Pope Francis' demotion of an outspoken cardinal appears to have squashed "conservative backlash" against what some call the Pope's softening stance on some social issues.
Cardinal Raymond Burke recently said the Catholic Church under Francis' direction is like "a ship without a rudder."
Burke, an American who held a powerful position in the Vatican, was demoted to a mostly ceremonial role
following his remarks.
Francis' decision to switch Burke's role within the church has silenced many of the other American bishops who were criticizing the Pope's policies and views toward issues like homosexuality, capitalism, and divorce, reports Fox News.
During a meeting last month called the Extraordinary General Assembly of the Synod of Bishops, Francis met with bishops from across the world and asked for their input on social issues and other topics that matter within the Church.
Many bishops were already unhappy with the direction in which Francis was taking the Church, and those feelings reached a boiling point, according to the Fox News report, when Francis appointed the so-called progressive leader of the church — German Cardinal Walter Kasper — to set the meeting's agenda.
A document released from the synod proposed several shifts from traditional Catholic beliefs — such as allowing divorced and remarried couples to receive Holy Communion, and instructing pastors to avoid discriminatory language.
The document was highly upsetting to many conservatives within the Church's hierarchy, and they let their feelings be known publicly. After Burke's comments, he was demoted from the prefect of the Supreme Tribunal of the Apostolic Signatura, the highest court in the Vatican, to the role of patron to the sovereign military order of Malta.
One source told Fox News the synod resulted in "a tsunami of conservative backlash" against the Pope.
John Allen, the author of an upcoming book on Pope Francis, told Fox a rift now exists between Francis and several conservatives in the Church.
"There is growing ambivalence to Pope Francis in conservative Catholic circles, especially in the States," Allen said. "One [reason] is that being pro-life is the litmus test for Catholic orthodoxy that is stronger than any other place in the world, because debates over gay marriage and abortion are live here, while they have been settled elsewhere. The perception is that the Pope is soft on these issues — true or not, the perception is out there."

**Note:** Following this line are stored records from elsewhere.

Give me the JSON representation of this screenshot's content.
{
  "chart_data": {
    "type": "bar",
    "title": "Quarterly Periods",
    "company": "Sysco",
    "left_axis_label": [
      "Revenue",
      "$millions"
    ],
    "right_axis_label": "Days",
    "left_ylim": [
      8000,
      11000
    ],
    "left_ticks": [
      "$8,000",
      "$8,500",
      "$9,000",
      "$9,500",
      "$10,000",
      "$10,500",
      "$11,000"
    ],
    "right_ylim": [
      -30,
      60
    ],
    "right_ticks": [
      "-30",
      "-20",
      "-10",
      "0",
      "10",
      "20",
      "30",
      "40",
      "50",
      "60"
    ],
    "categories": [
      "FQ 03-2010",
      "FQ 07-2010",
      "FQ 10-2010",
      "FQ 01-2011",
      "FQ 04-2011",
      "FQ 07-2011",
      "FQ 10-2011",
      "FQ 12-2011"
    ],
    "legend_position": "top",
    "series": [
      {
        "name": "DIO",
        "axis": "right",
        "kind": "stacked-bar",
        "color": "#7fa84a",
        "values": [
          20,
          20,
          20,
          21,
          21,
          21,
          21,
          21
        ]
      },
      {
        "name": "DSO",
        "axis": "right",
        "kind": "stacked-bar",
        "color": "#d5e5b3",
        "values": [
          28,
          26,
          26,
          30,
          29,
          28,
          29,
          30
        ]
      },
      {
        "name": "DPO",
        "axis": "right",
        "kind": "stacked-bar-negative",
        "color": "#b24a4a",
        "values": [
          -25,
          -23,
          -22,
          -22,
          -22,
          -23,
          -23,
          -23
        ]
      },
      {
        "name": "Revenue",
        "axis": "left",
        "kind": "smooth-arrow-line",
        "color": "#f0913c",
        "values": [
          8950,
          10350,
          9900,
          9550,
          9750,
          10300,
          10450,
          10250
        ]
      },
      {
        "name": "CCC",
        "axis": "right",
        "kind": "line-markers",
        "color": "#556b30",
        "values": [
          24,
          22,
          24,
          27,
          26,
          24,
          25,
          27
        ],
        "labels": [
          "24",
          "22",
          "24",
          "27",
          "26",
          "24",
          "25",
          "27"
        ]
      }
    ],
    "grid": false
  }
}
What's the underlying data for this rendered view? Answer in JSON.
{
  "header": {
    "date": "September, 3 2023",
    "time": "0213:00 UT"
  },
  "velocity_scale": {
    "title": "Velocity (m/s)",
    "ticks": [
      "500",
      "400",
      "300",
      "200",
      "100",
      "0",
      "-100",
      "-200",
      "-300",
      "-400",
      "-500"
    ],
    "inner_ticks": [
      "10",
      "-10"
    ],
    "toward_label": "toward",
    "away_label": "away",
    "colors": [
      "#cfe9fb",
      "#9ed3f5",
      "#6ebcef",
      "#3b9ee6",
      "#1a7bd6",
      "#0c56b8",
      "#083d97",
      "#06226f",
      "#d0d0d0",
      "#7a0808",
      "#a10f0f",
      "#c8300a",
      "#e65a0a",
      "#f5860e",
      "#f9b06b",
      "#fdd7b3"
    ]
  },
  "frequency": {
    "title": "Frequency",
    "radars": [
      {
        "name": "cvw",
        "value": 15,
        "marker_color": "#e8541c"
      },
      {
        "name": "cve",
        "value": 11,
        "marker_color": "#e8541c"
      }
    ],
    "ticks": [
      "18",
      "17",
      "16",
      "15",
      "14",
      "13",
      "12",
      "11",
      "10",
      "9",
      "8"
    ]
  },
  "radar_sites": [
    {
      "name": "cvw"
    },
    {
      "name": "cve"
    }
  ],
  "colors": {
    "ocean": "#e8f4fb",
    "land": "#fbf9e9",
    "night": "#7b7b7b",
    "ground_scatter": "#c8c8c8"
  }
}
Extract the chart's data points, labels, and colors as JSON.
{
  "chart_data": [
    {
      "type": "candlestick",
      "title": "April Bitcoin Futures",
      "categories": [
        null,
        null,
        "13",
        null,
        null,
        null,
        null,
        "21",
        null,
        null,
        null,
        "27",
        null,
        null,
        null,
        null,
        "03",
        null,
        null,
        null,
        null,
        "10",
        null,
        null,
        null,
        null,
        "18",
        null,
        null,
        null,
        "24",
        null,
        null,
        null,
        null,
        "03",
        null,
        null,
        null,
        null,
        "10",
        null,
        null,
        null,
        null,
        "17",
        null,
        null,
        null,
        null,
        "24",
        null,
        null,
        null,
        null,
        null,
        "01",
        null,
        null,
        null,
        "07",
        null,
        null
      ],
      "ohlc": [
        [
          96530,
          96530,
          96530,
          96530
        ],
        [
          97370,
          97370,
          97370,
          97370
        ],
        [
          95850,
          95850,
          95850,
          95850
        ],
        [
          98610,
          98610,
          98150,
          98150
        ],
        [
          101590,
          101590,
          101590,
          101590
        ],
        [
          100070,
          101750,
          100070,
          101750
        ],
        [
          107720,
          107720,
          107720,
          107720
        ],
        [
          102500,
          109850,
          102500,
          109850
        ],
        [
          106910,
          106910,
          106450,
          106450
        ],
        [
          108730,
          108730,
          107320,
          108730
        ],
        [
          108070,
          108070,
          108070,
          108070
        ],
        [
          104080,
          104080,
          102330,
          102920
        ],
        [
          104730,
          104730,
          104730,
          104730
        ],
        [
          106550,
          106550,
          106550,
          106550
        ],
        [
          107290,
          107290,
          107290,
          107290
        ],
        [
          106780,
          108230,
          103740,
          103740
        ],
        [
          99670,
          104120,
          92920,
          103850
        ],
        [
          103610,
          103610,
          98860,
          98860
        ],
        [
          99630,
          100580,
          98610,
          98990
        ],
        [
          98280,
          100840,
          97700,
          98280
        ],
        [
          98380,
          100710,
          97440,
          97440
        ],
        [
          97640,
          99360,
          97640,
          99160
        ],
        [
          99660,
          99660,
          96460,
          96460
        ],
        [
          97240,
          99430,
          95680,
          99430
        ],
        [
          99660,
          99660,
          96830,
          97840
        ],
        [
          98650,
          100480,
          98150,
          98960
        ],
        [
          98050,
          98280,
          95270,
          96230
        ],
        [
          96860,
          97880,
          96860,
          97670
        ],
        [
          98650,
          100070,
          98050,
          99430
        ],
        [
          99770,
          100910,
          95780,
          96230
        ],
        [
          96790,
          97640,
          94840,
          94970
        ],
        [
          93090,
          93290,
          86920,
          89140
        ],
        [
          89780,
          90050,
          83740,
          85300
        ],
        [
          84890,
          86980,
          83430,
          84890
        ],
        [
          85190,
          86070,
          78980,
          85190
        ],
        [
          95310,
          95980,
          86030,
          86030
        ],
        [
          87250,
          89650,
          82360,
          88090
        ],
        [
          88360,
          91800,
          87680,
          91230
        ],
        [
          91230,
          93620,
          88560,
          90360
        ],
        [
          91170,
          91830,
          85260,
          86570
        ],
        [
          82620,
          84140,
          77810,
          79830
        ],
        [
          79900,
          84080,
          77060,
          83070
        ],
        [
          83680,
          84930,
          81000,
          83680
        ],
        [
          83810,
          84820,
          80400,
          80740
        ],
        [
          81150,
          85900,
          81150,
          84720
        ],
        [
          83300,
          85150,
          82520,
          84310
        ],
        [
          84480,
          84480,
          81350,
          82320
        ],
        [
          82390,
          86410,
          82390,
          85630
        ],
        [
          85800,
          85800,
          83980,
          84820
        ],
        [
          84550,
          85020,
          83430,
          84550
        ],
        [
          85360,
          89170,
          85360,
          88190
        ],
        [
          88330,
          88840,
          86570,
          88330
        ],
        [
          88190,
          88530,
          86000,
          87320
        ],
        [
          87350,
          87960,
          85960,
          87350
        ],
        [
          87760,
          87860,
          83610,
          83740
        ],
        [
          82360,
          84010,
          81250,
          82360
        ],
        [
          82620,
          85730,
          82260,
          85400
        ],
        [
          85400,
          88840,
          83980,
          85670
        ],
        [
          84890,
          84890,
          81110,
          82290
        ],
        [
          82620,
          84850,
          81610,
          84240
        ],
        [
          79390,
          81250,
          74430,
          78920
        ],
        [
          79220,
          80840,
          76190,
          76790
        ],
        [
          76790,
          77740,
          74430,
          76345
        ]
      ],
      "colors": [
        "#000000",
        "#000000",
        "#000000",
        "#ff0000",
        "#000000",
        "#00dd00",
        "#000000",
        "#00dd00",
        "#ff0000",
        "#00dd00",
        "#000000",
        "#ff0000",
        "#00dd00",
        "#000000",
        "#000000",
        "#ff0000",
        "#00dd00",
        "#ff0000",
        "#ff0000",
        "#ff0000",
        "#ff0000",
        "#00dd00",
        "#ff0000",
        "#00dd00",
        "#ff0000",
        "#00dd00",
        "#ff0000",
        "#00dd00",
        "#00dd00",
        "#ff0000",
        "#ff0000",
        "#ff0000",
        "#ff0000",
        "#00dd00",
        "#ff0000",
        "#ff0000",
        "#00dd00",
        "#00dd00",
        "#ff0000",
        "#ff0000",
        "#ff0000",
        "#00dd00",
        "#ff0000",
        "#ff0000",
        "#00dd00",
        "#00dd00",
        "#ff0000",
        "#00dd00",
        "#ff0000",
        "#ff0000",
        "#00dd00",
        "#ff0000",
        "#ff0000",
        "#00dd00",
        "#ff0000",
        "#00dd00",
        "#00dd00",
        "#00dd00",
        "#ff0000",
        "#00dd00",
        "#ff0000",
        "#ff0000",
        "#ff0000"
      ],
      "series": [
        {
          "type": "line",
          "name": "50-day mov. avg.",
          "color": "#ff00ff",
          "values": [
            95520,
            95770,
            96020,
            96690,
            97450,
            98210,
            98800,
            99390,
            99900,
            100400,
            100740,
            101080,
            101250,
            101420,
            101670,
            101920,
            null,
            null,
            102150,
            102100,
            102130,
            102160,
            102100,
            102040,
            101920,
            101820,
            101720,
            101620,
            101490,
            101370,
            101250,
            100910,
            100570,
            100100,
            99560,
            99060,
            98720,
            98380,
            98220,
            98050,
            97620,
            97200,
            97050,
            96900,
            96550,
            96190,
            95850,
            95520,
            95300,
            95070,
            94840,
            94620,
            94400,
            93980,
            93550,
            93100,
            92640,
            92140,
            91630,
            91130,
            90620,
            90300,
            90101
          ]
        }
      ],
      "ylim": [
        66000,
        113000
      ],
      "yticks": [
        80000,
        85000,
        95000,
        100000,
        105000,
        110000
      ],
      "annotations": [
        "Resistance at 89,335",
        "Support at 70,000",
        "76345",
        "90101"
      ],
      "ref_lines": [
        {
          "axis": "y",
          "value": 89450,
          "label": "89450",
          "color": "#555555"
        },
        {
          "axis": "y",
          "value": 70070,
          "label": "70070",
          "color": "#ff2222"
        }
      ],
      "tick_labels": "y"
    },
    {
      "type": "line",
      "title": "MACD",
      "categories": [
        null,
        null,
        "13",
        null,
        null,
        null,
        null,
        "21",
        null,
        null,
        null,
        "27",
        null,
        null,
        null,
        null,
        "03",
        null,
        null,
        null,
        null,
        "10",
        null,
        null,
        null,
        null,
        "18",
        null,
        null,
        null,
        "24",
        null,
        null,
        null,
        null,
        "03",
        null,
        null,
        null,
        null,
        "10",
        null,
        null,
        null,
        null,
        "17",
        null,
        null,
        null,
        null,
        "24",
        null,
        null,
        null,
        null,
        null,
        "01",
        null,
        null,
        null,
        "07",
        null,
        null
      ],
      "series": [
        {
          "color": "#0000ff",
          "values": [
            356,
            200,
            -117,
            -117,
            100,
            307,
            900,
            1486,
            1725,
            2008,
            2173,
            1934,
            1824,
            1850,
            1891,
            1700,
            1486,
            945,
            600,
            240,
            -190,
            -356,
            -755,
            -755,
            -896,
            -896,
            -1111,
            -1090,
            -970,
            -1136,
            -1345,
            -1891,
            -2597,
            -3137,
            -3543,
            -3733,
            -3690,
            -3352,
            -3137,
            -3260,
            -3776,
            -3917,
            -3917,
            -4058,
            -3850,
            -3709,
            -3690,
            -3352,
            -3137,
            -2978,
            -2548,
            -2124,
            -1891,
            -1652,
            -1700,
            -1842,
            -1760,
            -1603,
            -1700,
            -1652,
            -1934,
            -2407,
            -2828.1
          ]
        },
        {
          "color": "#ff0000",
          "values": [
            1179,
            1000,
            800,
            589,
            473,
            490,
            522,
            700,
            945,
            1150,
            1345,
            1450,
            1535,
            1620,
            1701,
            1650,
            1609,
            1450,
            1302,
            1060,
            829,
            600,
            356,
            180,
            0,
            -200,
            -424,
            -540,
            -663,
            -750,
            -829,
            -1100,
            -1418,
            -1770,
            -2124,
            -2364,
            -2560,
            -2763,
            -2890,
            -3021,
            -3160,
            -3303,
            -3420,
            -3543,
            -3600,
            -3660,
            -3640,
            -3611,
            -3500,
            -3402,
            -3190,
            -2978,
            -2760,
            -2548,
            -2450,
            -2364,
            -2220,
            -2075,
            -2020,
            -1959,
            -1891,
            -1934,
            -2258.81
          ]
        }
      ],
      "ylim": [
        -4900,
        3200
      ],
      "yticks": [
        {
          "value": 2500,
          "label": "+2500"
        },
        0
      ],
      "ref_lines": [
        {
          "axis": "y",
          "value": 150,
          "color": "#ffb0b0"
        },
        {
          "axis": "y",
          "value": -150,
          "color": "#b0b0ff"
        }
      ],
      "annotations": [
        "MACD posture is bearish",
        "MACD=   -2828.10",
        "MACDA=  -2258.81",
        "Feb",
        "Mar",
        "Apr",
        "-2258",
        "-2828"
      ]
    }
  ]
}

Some Vatican insiders who are opposed to the Pope's views vented their frustration before Burke was demoted.
"Pope Francis is fond of creating a mess," Bishop Thomas Tobin of the Diocese of Providence wrote in a blog post.
Archbishop Charles Chaput of Philadelphia said he was "disturbed" by what took place at the synod.
"I was very disturbed by what happened," Chaput said in a Religion News Service story.
"I think confusion is of the devil, and I think the public image that came across was one of confusion."